More than three-quarters of the British public do not have faith in Boris Johnson's plans to level up society, research suggests.
Some 59% of people polled by the charity Hope not Hate do not believe the Prime Minister will succeed in levelling up the country, while a further 21% do not know if he will be successful.
This includes 34% of Conservative voters who said they do not expect levelling up to succeed, and 28% being unsure.
The Government has said levelling up is at "the very heart" of its agenda, with Chancellor Rishi Sunak describing it as a "golden thread" running through the Budget he announced last week.
Hope not Hate, which works to challenge far-right hate, carried out research into how some of the communities most at risk of social division have been affected by the coronavirus pandemic.
It commissioned Focaldata to survey 1,512 respondents between July 20 and 21.
The findings suggest more than half (54%) of people feel less hopeful for the future as a result of the pandemic, with 62% concerned the coronavirus outbreak is exposing "great inequality" in British society.
Almost half of respondents (44%) fear they or a relative will lose their job in the next year, with women, graduates and the under-45s more likely to fear unemployment.
Sixty-three per cent said they are worried about the level of racism in society, with 67% sharing concerns about the level of poverty and 71% about the lack of opportunities for young people.
The Government needs to prioritise housing, health and social care and invest in areas outside of big cities if it is to fulfil its pledge, respondents said.
The research also identified 52 local communities where risks of community tensions and far-right activity were most likely to be increased by the economic impacts of the pandemic.
Sixteen of these areas, which include Blackpool, Liverpool, Leicester and Luton, were predicted as being particularly at risk of social divisions.
Each of these areas were hit hard by the pandemic in the short-term, have a lower long-term capacity to recover from economic shocks, and have more hostile than average attitudes towards migration and multiculturalism.
Local community leaders in these areas said they are still feeling the effects of austerity, and are concerned that they needed to rely on charities to overcome some issues exacerbated by the pandemic.
The report reads: "Our research has consistently shown how, during economically tough periods, resentments and frustrations can brew and people look for someone to blame.
"When people have little hope for their own chances in life, it is much harder for them to show openness and compassion for others.
"And it easier for opportunists to exploit real fears with hatred.

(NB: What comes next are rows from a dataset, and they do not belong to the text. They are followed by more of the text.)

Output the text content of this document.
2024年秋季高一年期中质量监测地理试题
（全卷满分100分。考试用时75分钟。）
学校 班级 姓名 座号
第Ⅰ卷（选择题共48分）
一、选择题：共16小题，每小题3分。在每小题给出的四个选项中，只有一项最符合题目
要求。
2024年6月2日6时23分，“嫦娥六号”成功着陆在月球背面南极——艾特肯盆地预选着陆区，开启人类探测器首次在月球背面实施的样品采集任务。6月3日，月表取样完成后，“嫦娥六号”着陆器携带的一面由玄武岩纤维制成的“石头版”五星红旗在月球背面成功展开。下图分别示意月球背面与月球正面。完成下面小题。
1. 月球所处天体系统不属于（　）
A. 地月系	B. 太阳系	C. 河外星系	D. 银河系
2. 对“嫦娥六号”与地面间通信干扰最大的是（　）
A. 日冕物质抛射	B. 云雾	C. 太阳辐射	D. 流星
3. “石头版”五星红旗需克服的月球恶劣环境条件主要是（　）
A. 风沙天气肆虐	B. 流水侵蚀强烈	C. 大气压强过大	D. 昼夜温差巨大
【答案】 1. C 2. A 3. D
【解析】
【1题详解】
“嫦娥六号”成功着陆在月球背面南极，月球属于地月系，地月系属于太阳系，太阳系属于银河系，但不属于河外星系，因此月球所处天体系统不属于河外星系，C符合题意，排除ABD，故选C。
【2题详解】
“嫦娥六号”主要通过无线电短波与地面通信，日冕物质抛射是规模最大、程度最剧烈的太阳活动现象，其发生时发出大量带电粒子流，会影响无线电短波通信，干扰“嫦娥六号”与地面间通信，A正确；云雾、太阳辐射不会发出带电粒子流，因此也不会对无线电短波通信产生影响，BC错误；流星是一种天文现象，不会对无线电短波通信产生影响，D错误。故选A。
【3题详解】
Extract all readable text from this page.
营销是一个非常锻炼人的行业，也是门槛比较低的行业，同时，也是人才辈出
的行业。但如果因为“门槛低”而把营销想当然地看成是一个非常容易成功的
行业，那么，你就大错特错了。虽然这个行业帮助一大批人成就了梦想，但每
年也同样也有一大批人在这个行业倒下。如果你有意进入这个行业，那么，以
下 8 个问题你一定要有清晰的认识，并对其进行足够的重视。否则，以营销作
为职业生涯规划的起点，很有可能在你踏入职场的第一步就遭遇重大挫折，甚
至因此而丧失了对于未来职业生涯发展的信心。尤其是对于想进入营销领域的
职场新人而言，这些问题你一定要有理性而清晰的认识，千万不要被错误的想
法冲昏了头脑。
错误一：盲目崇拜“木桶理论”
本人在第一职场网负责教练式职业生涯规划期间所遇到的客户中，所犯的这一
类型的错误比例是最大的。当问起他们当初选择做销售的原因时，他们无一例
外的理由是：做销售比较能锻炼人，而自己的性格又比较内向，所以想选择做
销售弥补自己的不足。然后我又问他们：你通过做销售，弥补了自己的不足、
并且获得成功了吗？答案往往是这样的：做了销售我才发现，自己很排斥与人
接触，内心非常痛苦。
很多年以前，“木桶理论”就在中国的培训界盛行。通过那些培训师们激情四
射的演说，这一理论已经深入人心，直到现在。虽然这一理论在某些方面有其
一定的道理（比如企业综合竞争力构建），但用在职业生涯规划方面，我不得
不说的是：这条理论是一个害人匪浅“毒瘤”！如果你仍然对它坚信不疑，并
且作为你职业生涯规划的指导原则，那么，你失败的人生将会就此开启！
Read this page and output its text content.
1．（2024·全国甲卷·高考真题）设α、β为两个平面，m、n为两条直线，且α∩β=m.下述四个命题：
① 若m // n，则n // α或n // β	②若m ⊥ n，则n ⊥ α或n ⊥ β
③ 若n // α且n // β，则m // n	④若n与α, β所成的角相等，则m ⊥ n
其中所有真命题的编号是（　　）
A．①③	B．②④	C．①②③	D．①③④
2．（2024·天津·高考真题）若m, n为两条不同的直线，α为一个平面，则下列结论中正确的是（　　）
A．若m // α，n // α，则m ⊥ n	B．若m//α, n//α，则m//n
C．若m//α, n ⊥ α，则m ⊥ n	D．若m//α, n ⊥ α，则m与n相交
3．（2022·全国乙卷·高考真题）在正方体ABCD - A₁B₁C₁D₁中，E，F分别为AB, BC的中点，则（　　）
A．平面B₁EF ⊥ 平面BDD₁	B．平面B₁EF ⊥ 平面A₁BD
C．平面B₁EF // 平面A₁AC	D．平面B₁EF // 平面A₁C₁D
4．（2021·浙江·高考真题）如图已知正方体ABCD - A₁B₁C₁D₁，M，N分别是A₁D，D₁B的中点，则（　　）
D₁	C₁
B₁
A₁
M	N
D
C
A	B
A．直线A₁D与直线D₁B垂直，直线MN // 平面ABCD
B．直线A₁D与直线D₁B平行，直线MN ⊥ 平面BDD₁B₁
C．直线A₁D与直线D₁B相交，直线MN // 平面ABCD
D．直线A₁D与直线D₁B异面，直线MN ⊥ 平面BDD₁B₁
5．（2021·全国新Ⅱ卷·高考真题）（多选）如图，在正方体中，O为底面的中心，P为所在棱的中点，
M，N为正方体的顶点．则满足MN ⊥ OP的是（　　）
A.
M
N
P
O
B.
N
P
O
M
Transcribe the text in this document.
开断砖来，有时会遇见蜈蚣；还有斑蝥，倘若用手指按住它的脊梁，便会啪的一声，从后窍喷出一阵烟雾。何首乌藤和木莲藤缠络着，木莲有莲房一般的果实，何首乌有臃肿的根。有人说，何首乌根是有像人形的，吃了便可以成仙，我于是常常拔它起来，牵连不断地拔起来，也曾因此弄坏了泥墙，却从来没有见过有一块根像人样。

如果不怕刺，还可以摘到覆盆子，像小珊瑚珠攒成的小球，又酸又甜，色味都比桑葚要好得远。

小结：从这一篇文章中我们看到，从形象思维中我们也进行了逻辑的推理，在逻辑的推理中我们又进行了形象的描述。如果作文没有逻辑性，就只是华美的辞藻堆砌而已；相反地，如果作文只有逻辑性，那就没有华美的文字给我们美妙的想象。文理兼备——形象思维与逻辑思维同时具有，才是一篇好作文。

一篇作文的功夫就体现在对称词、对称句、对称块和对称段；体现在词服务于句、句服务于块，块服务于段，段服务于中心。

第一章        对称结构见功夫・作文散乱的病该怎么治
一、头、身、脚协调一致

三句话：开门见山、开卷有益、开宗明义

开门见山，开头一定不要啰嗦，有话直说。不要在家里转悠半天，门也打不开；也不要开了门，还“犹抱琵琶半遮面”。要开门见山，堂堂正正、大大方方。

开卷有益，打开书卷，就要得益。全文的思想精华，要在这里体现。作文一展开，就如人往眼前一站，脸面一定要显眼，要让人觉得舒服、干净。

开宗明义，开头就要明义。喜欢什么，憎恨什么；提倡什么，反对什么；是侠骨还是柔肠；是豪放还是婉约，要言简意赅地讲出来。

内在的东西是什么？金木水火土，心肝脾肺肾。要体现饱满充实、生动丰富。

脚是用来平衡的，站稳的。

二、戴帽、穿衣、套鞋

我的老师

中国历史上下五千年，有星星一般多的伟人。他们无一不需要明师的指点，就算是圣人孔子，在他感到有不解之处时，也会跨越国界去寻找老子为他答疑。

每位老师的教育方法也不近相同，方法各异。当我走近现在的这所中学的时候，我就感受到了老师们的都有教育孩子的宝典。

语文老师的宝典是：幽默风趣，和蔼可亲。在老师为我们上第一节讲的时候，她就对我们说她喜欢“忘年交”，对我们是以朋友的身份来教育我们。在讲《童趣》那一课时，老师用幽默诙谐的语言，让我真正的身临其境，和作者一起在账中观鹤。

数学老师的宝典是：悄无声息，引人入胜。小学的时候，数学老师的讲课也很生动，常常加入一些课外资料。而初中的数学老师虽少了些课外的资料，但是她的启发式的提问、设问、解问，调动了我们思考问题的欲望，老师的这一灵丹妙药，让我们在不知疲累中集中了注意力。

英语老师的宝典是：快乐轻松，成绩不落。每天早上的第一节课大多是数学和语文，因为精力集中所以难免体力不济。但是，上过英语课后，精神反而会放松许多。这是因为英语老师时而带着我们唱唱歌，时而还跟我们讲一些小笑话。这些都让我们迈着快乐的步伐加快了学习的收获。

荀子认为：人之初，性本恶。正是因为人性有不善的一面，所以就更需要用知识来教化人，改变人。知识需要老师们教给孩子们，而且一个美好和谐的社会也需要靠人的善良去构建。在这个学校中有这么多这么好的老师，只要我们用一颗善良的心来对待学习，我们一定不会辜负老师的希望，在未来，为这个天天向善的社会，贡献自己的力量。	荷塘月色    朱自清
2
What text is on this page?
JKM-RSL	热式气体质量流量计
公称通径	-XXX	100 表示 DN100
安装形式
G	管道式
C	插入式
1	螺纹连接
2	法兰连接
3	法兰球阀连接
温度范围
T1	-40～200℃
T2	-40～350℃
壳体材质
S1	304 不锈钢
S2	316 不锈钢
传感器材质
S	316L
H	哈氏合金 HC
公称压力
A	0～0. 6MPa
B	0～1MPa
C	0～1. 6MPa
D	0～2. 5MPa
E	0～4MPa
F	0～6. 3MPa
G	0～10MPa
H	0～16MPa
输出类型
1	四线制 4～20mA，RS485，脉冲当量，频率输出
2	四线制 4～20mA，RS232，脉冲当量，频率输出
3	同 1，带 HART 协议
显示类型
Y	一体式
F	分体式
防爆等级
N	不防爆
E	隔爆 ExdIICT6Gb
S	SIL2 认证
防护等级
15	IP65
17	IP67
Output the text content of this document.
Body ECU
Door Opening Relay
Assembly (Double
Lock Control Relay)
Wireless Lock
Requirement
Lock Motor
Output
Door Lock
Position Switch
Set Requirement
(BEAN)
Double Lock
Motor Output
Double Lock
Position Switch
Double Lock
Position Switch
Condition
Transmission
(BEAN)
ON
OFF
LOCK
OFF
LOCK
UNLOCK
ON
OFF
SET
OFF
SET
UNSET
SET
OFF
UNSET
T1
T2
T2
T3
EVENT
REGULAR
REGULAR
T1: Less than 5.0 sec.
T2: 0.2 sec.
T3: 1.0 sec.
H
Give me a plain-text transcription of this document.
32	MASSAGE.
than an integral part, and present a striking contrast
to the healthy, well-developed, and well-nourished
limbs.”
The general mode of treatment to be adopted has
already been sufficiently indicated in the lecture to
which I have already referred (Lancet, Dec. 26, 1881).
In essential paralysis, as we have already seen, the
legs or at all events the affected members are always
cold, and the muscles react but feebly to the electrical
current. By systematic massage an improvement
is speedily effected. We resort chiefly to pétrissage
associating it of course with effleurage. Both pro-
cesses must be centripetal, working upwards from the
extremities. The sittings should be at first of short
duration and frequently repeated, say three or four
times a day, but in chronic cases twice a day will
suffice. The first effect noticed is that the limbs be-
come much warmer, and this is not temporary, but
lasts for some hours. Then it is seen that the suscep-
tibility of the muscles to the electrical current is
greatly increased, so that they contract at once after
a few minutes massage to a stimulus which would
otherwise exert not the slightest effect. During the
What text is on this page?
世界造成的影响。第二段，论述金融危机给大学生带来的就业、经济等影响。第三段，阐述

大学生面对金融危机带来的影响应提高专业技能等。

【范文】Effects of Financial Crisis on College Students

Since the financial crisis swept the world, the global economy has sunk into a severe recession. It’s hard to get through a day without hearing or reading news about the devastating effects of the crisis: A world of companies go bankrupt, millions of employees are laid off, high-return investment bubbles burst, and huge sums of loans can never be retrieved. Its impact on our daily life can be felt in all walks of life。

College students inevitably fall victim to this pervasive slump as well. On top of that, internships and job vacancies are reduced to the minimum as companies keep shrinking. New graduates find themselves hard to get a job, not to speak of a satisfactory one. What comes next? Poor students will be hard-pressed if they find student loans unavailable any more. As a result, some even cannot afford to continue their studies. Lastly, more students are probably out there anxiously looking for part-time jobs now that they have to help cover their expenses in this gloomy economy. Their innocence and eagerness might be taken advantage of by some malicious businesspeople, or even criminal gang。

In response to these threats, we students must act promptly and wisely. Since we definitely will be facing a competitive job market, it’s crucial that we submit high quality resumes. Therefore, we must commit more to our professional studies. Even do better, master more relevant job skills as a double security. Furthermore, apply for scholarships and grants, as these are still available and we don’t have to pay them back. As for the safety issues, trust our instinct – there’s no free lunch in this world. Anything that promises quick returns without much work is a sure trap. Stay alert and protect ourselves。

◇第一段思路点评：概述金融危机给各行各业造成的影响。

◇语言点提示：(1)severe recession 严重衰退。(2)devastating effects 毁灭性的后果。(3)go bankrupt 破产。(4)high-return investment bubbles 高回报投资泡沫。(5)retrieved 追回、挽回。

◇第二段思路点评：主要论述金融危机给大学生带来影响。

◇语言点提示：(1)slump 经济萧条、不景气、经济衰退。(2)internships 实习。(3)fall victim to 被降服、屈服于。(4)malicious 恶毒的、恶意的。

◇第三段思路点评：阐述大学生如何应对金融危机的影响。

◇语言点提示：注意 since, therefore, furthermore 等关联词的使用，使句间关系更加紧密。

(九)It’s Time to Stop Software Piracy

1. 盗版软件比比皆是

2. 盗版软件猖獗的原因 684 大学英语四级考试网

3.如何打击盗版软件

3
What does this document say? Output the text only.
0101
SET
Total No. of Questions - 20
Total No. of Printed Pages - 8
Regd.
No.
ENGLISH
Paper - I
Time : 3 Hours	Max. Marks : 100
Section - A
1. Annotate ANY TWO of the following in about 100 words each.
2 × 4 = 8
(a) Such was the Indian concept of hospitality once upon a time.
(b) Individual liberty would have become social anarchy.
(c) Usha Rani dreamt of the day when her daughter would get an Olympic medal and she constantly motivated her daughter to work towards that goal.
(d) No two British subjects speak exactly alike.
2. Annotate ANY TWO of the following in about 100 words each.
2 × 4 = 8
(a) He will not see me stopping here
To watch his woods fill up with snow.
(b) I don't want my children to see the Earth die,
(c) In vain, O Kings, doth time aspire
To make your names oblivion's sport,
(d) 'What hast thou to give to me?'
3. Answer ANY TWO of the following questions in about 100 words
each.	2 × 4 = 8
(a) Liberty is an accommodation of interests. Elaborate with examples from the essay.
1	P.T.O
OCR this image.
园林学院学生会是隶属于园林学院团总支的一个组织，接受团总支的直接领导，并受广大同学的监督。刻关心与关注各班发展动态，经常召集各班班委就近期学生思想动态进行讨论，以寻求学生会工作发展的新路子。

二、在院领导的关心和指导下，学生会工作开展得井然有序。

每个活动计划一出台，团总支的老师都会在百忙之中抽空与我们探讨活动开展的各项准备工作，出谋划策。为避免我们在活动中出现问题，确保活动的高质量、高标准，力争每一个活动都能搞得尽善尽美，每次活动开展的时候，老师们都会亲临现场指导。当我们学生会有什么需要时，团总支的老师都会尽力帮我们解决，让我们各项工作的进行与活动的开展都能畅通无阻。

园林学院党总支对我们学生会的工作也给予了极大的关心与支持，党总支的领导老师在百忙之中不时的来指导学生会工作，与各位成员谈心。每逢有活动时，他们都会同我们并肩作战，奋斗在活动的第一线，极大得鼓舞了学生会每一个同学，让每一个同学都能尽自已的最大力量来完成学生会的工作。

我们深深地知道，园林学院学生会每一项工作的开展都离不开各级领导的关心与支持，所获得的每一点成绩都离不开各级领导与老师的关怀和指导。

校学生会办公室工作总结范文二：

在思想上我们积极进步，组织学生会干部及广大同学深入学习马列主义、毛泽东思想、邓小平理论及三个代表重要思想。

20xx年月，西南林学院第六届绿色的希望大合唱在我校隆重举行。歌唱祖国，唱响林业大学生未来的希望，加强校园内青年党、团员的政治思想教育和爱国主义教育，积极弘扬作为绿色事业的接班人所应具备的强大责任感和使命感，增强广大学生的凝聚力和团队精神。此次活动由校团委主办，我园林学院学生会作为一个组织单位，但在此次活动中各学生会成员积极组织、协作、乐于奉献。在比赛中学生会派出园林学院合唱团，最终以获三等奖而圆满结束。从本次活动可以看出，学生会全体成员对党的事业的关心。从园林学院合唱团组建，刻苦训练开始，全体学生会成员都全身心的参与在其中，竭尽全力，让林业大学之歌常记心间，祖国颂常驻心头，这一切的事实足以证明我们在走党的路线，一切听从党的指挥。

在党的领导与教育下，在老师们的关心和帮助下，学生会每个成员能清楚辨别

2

The post-pandemic landscape therefore poses enormous challenges for community resilience."
Rosie Carter, head of policy at Hope not Hate, said: "To truly succeed in 'levelling up' and to fill the public with confidence in the Government's ability to create meaningful change, we need to look beyond definitions of 'levelling up' which relate purely to economic infrastructure.
"We need the Government to 'build back resilient' instead, by investing in integration and by supporting community groups, which strengthen community resilience but have been lost to years of austerity.
"If this is not addressed, any attempts to 'level up' will sadly fail."
A Government spokeswoman said: "Levelling up all corners of the UK is at the very heart of this Government's agenda.
"We are empowering local leaders to seize their own destiny by funding projects that support social cohesion and tackle hate crime, enabling communities to thrive.
"Through the £4.8 billion levelling up fund committed over the course of this Parliament, we're investing in vital new infrastructure and public services across the UK to boost living standards, create jobs, help communities restore local pride and spread opportunities to all."